Ainda que não tenha autoria, o documento tem impressões digitais. É isso mesmo que os assessores dizem à presidente e assim agem: financiando os “soldados que disparam” de fora do governo, como se dentro dele estivessem. A presidente Dilma precisa de alguém que lhe diga que o tempo da guerrilha acabou. Na democracia, é com a boa política que se chega à vitória.

É um equívoco enorme considerar que a situação a que se chegou de desaprovação se deve à suposta militância digital oposicionista ou a críticos do governo ou mesmo à “errática” comunicação da Presidência, como diz o texto. A queda da popularidade presidencial tem como causa fatos da vida real. A situação econômica está realmente ruim. O desconforto que a inflação alta está causando às famílias, principalmente as de mais baixa renda, é enorme. A indignação com o nível a que chegou a corrupção no Brasil está disseminada.

Antes que inventem novos artefatos de ataques contra os supostos adversários do governo, Dilma deveria pôr sua cabeça no travesseiro e pensar em toda essa situação criada pelos erros que cometeu, pelos alertas que ignorou, pelo uso do marketing nocivo que ajudou a envenenar sua relação com a sociedade.

Basta olhar os dados detidamente. Só 13% acham o governo bom ou ótimo. Portanto, inúmeros eleitores da presidente estão decepcionados e se sentem traídos. A base parlamentar tem queixas reais de não ter sido informada de propostas que o governo enviou ao Congresso. O problema é vasto e complexo demais para ser resolvido por uma visão bélica do processo político e social.

Nos discursos de ontem, ao lançar o pacote anticorrupção, seguiu-se de novo a linha de que o governo está pagando um preço alto por investigar a corrupção. Deveríamos ser poupados da repetição dessa ideia que desrespeita a inteligência alheia. Ninguém duvida que corrupção existia antes de 2003, mas é inegável o fato de que ela escalou e chegou a um nível intolerável quando decidiu tomar de assalto a Petrobras, como se fosse um campo de extração partidário.

O governo propõe que seja crime o caixa dois. O PT já teve um tesoureiro, Delúbio Soares, que confessou essa prática. Mas agora, como explicou o procurador Deltan Dallagnol, há um sistema mais sofisticado: propinas eram cobradas para serem pagas como contribuição legal à campanha. As doações dentro da lei passaram a ser a forma de lavar dinheiro de origem ilícita. Portanto, a proposta do governo fecha porta arrombada, quando os criminosos já encontraram outra porta e por ela transitam.

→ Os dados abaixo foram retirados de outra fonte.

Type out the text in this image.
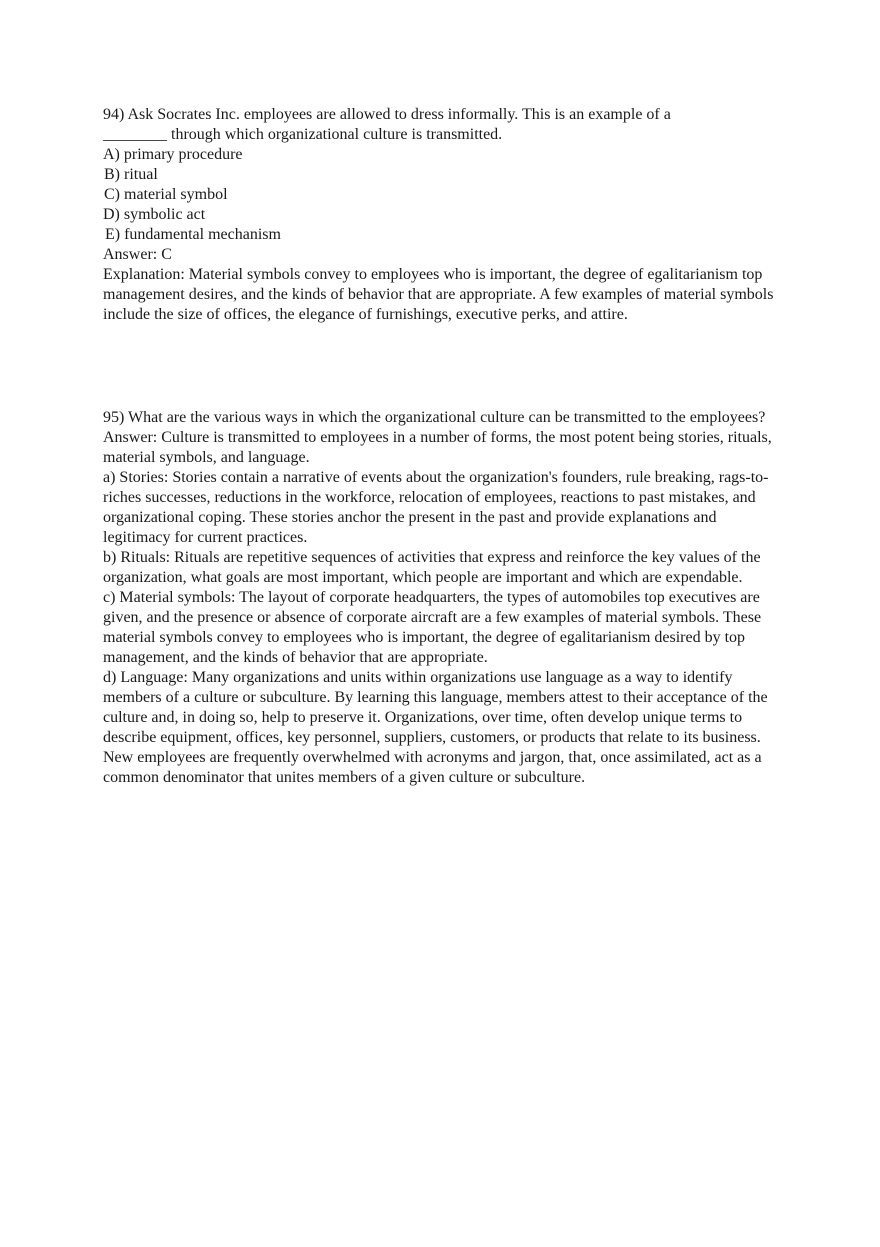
94) Ask Socrates Inc. employees are allowed to dress informally. This is an example of a
________ through which organizational culture is transmitted.
A) primary procedure
B) ritual
C) material symbol
D) symbolic act
E) fundamental mechanism
Answer: C
Explanation: Material symbols convey to employees who is important, the degree of egalitarianism top management desires, and the kinds of behavior that are appropriate. A few examples of material symbols include the size of offices, the elegance of furnishings, executive perks, and attire.
95) What are the various ways in which the organizational culture can be transmitted to the employees?
Answer: Culture is transmitted to employees in a number of forms, the most potent being stories, rituals, material symbols, and language.
a) Stories: Stories contain a narrative of events about the organization's founders, rule breaking, rags-to-riches successes, reductions in the workforce, relocation of employees, reactions to past mistakes, and organizational coping. These stories anchor the present in the past and provide explanations and legitimacy for current practices.
b) Rituals: Rituals are repetitive sequences of activities that express and reinforce the key values of the organization, what goals are most important, which people are important and which are expendable.
c) Material symbols: The layout of corporate headquarters, the types of automobiles top executives are given, and the presence or absence of corporate aircraft are a few examples of material symbols. These material symbols convey to employees who is important, the degree of egalitarianism desired by top management, and the kinds of behavior that are appropriate.
d) Language: Many organizations and units within organizations use language as a way to identify members of a culture or subculture. By learning this language, members attest to their acceptance of the culture and, in doing so, help to preserve it. Organizations, over time, often develop unique terms to describe equipment, offices, key personnel, suppliers, customers, or products that relate to its business. New employees are frequently overwhelmed with acronyms and jargon, that, once assimilated, act as a common denominator that unites members of a given culture or subculture.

A presidente deveria chamar corrupção de crime, e não de “malfeitos”. É leve demais a palavra para definir o estrago que foi feito na maior empresa do país que hoje está sendo rebaixada e tirada de índices de boas empresas no mundo inteiro. A Petrobras, é sempre bom repetir, não é apenas a maior. É a mais querida das empresas do Brasil, nascida de movimento popular, com um quadro qualificado de funcionários, a que mais investe em pesquisa e desenvolvimento. Esse patrimônio é que foi atacado, e ele é que tem sido defendido pelas instituições que a democracia e o Estado brasileiro criaram.

Na economia, na política e no combate à corrupção, a presidente precisa usar as armas convencionais da democracia: negociar, convencer, reconhecer erros, ser sincera. O tempo da guerrilha definitivamente está encerrado.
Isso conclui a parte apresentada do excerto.